The clause has been dubbed a ‘poison pill’, effectively giving the US the power to veto any plans by Canada and Mexico to sign FTAs with other global powers like China. The concern now is that this provision could be replicated in any future FTAs brokered by the US, which is already planning to negotiate three separate deals with Japan, the UK and the EU in the coming months. ‘They could have this poison pill everywhere so if anyone wants an FTA with China then they’ll need to get consent from the US,’ says Jiang. ‘That is a serious check on China’s ability to sign trade agreements with major economies.’

WTO in peril

The Trump Administration has repeatedly criticised the World Trade Organisation (WTO) for allegedly treating the US unfairly. As the US-China trade war continues, there’s growing unease that US influence at the WTO could severely affect the body’s ability to resolve trade disputes. Since 2016, Washington has blocked the reappointment of judges to the Appellate Body of the WTO’s Dispute Settlement Body, which was established to deal with disputes between WTO members.

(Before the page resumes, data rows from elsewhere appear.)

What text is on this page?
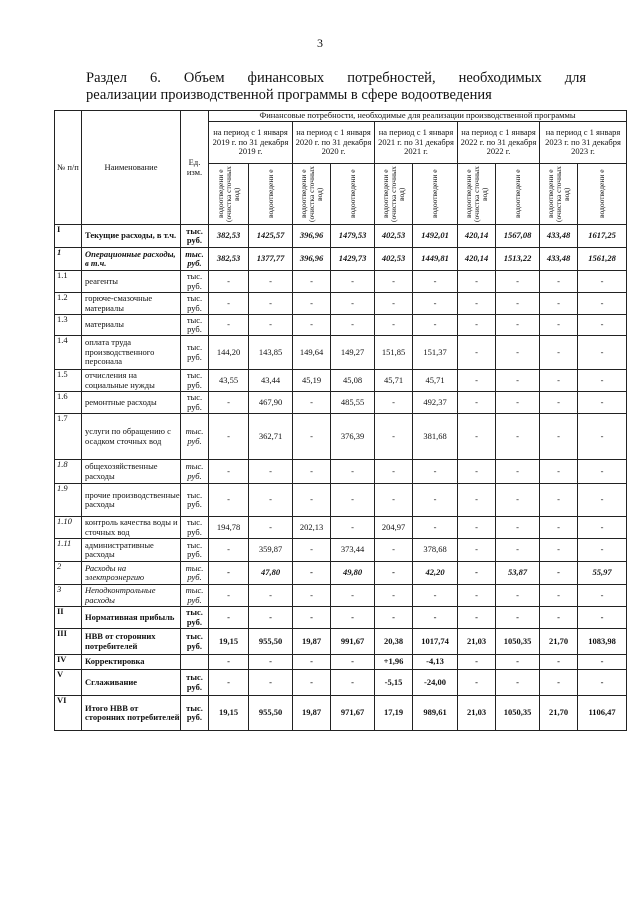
3
Раздел 6. Объем финансовых потребностей, необходимых для
реализации производственной программы в сфере водоотведения
№ п/п	Наименование	Ед. изм.	Финансовые потребности, необходимые для реализации производственной программы									
			на период с 1 января 2019 г. по 31 декабря 2019 г.		на период с 1 января 2020 г. по 31 декабря 2020 г.		на период с 1 января 2021 г. по 31 декабря 2021 г.		на период с 1 января 2022 г. по 31 декабря 2022 г.		на период с 1 января 2023 г. по 31 декабря 2023 г.	

			водоотведени е (очистка сточных вод)	водоотведени е	водоотведени е (очистка сточных вод)	водоотведени е	водоотведени е (очистка сточных вод)	водоотведени е	водоотведени е (очистка сточных вод)	водоотведени е	водоотведени е (очистка сточных вод)	водоотведени е

I	Текущие расходы, в т.ч.	тыс. руб.	382,53	1425,57	396,96	1479,53	402,53	1492,01	420,14	1567,08	433,48	1617,25
1	Операционные расходы, в т.ч.	тыс. руб.	382,53	1377,77	396,96	1429,73	402,53	1449,81	420,14	1513,22	433,48	1561,28
1.1	реагенты	тыс. руб.	-	-	-	-	-	-	-	-	-	-
1.2	горюче-смазочные материалы	тыс. руб.	-	-	-	-	-	-	-	-	-	-
1.3	материалы	тыс. руб.	-	-	-	-	-	-	-	-	-	-
1.4	оплата труда производственного персонала	тыс. руб.	144,20	143,85	149,64	149,27	151,85	151,37	-	-	-	-
1.5	отчисления на социальные нужды	тыс. руб.	43,55	43,44	45,19	45,08	45,71	45,71	-	-	-	-
1.6	ремонтные расходы	тыс. руб.	-	467,90	-	485,55	-	492,37	-	-	-	-
1.7	услуги по обращению с осадком сточных вод	тыс. руб.	-	362,71	-	376,39	-	381,68	-	-	-	-
1.8	общехозяйственные расходы	тыс. руб.	-	-	-	-	-	-	-	-	-	-
1.9	прочие производственные расходы	тыс. руб.	-	-	-	-	-	-	-	-	-	-
1.10	контроль качества воды и сточных вод	тыс. руб.	194,78	-	202,13	-	204,97	-	-	-	-	-
1.11	административные расходы	тыс. руб.	-	359,87	-	373,44	-	378,68	-	-	-	-
2	Расходы на электроэнергию	тыс. руб.	-	47,80	-	49,80	-	42,20	-	53,87	-	55,97
3	Неподконтрольные расходы	тыс. руб.	-	-	-	-	-	-	-	-	-	-
II	Нормативная прибыль	тыс. руб.	-	-	-	-	-	-	-	-	-	-
III	НВВ от сторонних потребителей	тыс. руб.	19,15	955,50	19,87	991,67	20,38	1017,74	21,03	1050,35	21,70	1083,98
IV	Корректировка		-	-	-	-	+1,96	-4,13	-	-	-	-
V	Сглаживание	тыс. руб.	-	-	-	-	-5,15	-24,00	-	-	-	-
VI	Итого НВВ от сторонних потребителей	тыс. руб.	19,15	955,50	19,87	971,67	17,19	989,61	21,03	1050,35	21,70	1106,47
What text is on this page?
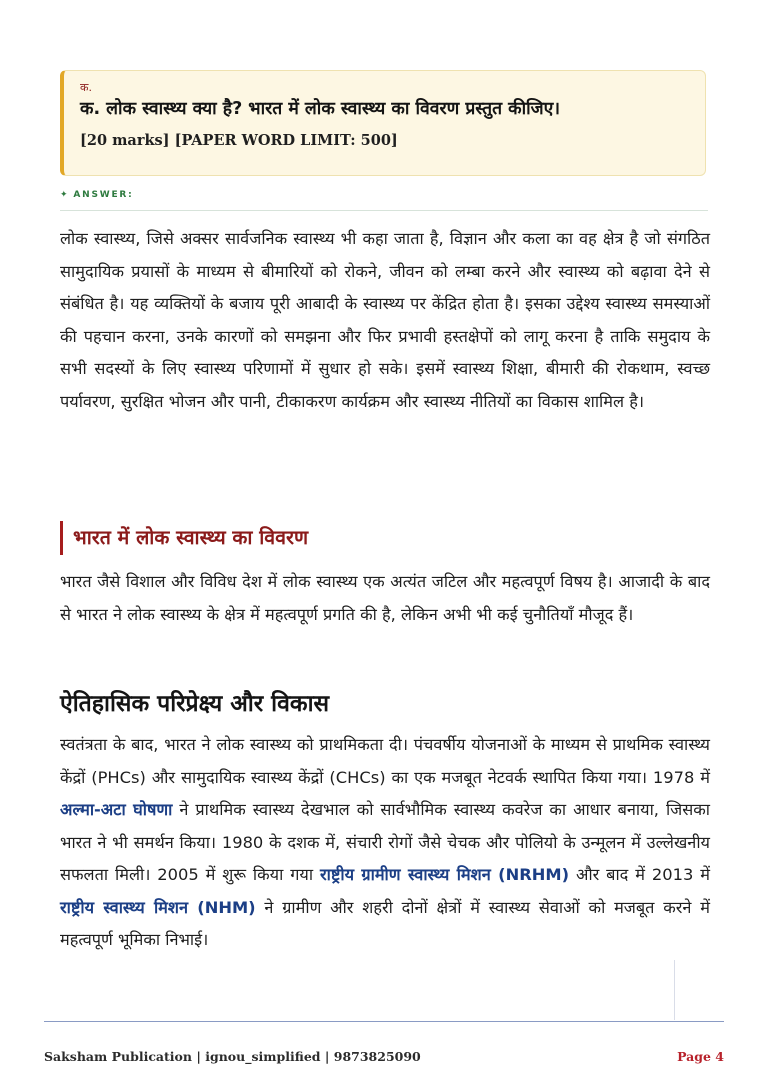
क.
क. लोक स्वास्थ्य क्या है? भारत में लोक स्वास्थ्य का विवरण प्रस्तुत कीजिए।
[20 marks] [PAPER WORD LIMIT: 500]
✦ ANSWER:

लोक स्वास्थ्य, जिसे अक्सर सार्वजनिक स्वास्थ्य भी कहा जाता है, विज्ञान और कला का वह क्षेत्र है जो संगठित सामुदायिक प्रयासों के माध्यम से बीमारियों को रोकने, जीवन को लम्बा करने और स्वास्थ्य को बढ़ावा देने से संबंधित है। यह व्यक्तियों के बजाय पूरी आबादी के स्वास्थ्य पर केंद्रित होता है। इसका उद्देश्य स्वास्थ्य समस्याओं की पहचान करना, उनके कारणों को समझना और फिर प्रभावी हस्तक्षेपों को लागू करना है ताकि समुदाय के सभी सदस्यों के लिए स्वास्थ्य परिणामों में सुधार हो सके। इसमें स्वास्थ्य शिक्षा, बीमारी की रोकथाम, स्वच्छ पर्यावरण, सुरक्षित भोजन और पानी, टीकाकरण कार्यक्रम और स्वास्थ्य नीतियों का विकास शामिल है।

भारत में लोक स्वास्थ्य का विवरण

भारत जैसे विशाल और विविध देश में लोक स्वास्थ्य एक अत्यंत जटिल और महत्वपूर्ण विषय है। आजादी के बाद से भारत ने लोक स्वास्थ्य के क्षेत्र में महत्वपूर्ण प्रगति की है, लेकिन अभी भी कई चुनौतियाँ मौजूद हैं।

ऐतिहासिक परिप्रेक्ष्य और विकास

स्वतंत्रता के बाद, भारत ने लोक स्वास्थ्य को प्राथमिकता दी। पंचवर्षीय योजनाओं के माध्यम से प्राथमिक स्वास्थ्य केंद्रों (PHCs) और सामुदायिक स्वास्थ्य केंद्रों (CHCs) का एक मजबूत नेटवर्क स्थापित किया गया। 1978 में अल्मा-अटा घोषणा ने प्राथमिक स्वास्थ्य देखभाल को सार्वभौमिक स्वास्थ्य कवरेज का आधार बनाया, जिसका भारत ने भी समर्थन किया। 1980 के दशक में, संचारी रोगों जैसे चेचक और पोलियो के उन्मूलन में उल्लेखनीय सफलता मिली। 2005 में शुरू किया गया राष्ट्रीय ग्रामीण स्वास्थ्य मिशन (NRHM) और बाद में 2013 में राष्ट्रीय स्वास्थ्य मिशन (NHM) ने ग्रामीण और शहरी दोनों क्षेत्रों में स्वास्थ्य सेवाओं को मजबूत करने में महत्वपूर्ण भूमिका निभाई।

Saksham Publication | ignou_simplified | 9873825090	Page 4
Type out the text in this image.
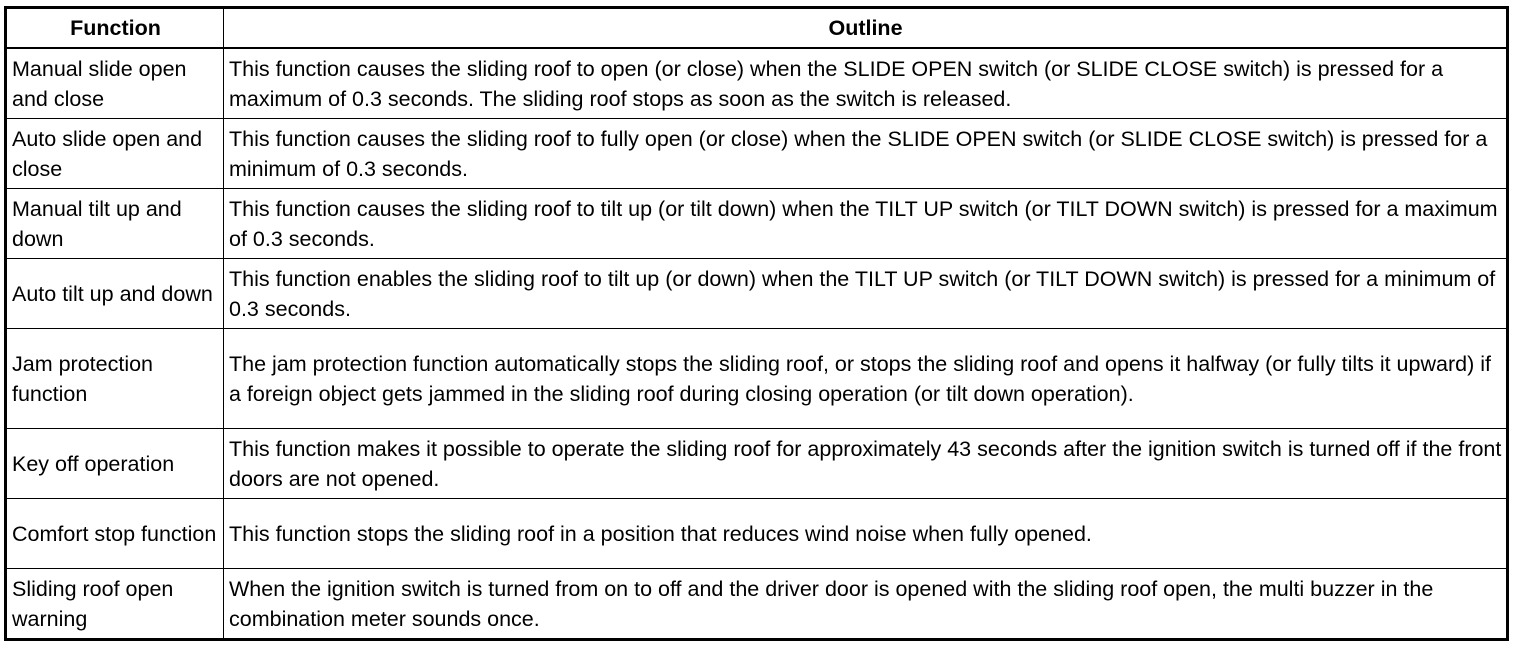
Function	Outline
Manual slide open and close	This function causes the sliding roof to open (or close) when the SLIDE OPEN switch (or SLIDE CLOSE switch) is pressed for a maximum of 0.3 seconds. The sliding roof stops as soon as the switch is released.
Auto slide open and close	This function causes the sliding roof to fully open (or close) when the SLIDE OPEN switch (or SLIDE CLOSE switch) is pressed for a minimum of 0.3 seconds.
Manual tilt up and down	This function causes the sliding roof to tilt up (or tilt down) when the TILT UP switch (or TILT DOWN switch) is pressed for a maximum of 0.3 seconds.
Auto tilt up and down	This function enables the sliding roof to tilt up (or down) when the TILT UP switch (or TILT DOWN switch) is pressed for a minimum of 0.3 seconds.
Jam protection function	The jam protection function automatically stops the sliding roof, or stops the sliding roof and opens it halfway (or fully tilts it upward) if a foreign object gets jammed in the sliding roof during closing operation (or tilt down operation).
Key off operation	This function makes it possible to operate the sliding roof for approximately 43 seconds after the ignition switch is turned off if the front doors are not opened.
Comfort stop function	This function stops the sliding roof in a position that reduces wind noise when fully opened.
Sliding roof open warning	When the ignition switch is turned from on to off and the driver door is opened with the sliding roof open, the multi buzzer in the combination meter sounds once.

The Appellate Body typically consists of seven judges and requires a quorum of three judges to make a final decision on any dispute. However, the number of judges is now down to just three – one Chinese, one US and one Indian judge. In June, the chair, Ujal Singh Bhatia, said the impasse on reappointing judges was ‘debilitating’ the WTO dispute settlement system and called on members to ‘take swift and robust action to remedy this situation.’

Cases involving the US or China could be particularly affected since WTO rules stipulate that judges must be ‘independent, impartial and avoid conflicts of interest’ or risk being recused from a case. Since the WTO’s inception in 1995, the US has filed 23 cases against China, China has filed 15 cases against the US and together the two countries have acted as a third party in almost 300 disputes.

Terms for two of the incumbent judges are due to expire in December 2019, but Jiang warns that the high potential for conflict of interest could prevent the Dispute Settlement Body from issuing judgments much earlier. ‘If a recusal request is raised for any reason and agreed to there will be no quorum of judges, which would delay all the cases and there will be no decisions from now on,’ he says. ‘These are the ways the US is trying to sabotage the system and I’m not optimistic about the WTO being able to settle this war.’